Armstrong Teasdale LLP’s mandatory partner retirement policy doesn’t violate the Age Discrimination in Employment Act because partners aren’t covered employees, the Eighth Circuit said Dec. 3, deciding a matter of first impression.
Looking to how the term has been interpreted by other courts, under the ADEA and other federal anti-discrimination laws, the U.S. Court of Appeals for the Eighth Circuit said equity partner Joseph S. von Kaenel wasn’t a firm “employee” when he was forced to retire at age 70.
In particular, the appeals court looked to a 2003 U.S. Supreme Court decision in a disability bias suit, which established a six-factor test for determining who is an employee. Those factors included whether the organization can fire the individual and set rules for the individual’s work, how much the organization supervises the work, and whether the individual shares in the organization’s profits.
Guided by those factors, the Eighth Circuit concluded von Kaenel isn’t covered by the ADEA and affirmed judgment for Armstrong Teasdale.
For example, his compensation scheme included sharing in the law firm’s profits and losses, the Eighth Circuit said.

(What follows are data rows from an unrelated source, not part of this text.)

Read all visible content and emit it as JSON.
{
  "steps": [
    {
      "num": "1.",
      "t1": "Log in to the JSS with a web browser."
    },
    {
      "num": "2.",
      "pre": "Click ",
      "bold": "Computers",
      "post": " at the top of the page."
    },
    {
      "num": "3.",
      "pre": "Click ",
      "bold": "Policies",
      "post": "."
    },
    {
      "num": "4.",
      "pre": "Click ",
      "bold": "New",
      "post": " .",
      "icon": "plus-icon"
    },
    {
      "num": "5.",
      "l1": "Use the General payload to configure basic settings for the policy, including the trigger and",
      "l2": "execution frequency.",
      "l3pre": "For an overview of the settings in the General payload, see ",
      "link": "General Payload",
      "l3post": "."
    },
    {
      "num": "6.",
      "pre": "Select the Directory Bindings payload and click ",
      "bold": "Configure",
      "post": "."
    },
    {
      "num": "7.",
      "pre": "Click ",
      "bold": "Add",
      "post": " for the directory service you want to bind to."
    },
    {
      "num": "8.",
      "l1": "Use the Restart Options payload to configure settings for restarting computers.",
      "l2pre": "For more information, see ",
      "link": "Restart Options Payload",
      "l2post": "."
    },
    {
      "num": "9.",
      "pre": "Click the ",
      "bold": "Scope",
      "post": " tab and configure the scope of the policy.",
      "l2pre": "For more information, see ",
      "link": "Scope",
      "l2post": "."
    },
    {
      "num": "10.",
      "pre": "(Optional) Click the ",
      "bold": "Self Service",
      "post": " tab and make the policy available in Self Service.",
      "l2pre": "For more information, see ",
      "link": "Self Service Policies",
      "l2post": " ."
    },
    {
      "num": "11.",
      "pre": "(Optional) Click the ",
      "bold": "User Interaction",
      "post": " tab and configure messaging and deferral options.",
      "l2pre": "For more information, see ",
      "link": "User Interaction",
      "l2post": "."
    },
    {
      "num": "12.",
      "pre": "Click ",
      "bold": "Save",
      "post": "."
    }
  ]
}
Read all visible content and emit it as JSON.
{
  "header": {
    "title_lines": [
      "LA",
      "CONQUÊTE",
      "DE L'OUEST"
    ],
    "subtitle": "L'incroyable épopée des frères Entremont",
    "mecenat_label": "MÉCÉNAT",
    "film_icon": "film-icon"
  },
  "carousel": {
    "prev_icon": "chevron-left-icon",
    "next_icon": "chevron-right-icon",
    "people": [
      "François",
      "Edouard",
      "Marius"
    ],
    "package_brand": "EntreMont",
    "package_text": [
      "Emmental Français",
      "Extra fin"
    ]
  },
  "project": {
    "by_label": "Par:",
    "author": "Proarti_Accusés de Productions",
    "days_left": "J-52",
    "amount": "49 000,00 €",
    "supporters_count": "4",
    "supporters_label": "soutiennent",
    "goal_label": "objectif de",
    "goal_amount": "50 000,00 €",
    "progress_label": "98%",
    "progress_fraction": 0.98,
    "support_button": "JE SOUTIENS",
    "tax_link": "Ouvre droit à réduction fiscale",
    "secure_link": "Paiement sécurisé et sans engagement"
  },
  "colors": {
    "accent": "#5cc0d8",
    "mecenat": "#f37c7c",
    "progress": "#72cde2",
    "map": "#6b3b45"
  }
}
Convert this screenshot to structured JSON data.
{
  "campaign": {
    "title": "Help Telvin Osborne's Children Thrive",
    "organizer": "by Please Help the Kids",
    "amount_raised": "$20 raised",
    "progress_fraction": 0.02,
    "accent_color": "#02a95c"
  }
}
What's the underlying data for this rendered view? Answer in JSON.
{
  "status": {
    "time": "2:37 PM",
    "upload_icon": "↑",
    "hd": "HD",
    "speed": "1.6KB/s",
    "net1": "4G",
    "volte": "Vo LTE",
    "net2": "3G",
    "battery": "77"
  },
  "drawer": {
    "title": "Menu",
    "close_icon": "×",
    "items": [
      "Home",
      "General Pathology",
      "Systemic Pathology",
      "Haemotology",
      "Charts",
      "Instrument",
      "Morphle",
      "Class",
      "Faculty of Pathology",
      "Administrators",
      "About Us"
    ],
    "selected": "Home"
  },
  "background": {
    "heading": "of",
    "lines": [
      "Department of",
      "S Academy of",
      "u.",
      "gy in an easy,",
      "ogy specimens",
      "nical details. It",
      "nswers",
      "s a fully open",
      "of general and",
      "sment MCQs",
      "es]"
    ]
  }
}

Additionally, he had the right to vote on changes to the firm’s policies and admission of new partners, his substantive work wasn’t reviewed, a request to lower his hourly rate for a client was approved, and he could be expelled from the firm only by vote of the other partners or by the retirement policy, the court said.
Judge Ralph R. Erickson wrote the opinion, joined by Chief Judge Lavenski R. Smith and Senior Judge C. Arlen Beam.
Dobson & Goldberg represented von Kaenel. Lewis & Rice represented Armstrong Teasdale.
The case is Von Kaenel v. Armstrong Teasdale, LLP, 8th Cir., No. 18-2850, 12/3/19.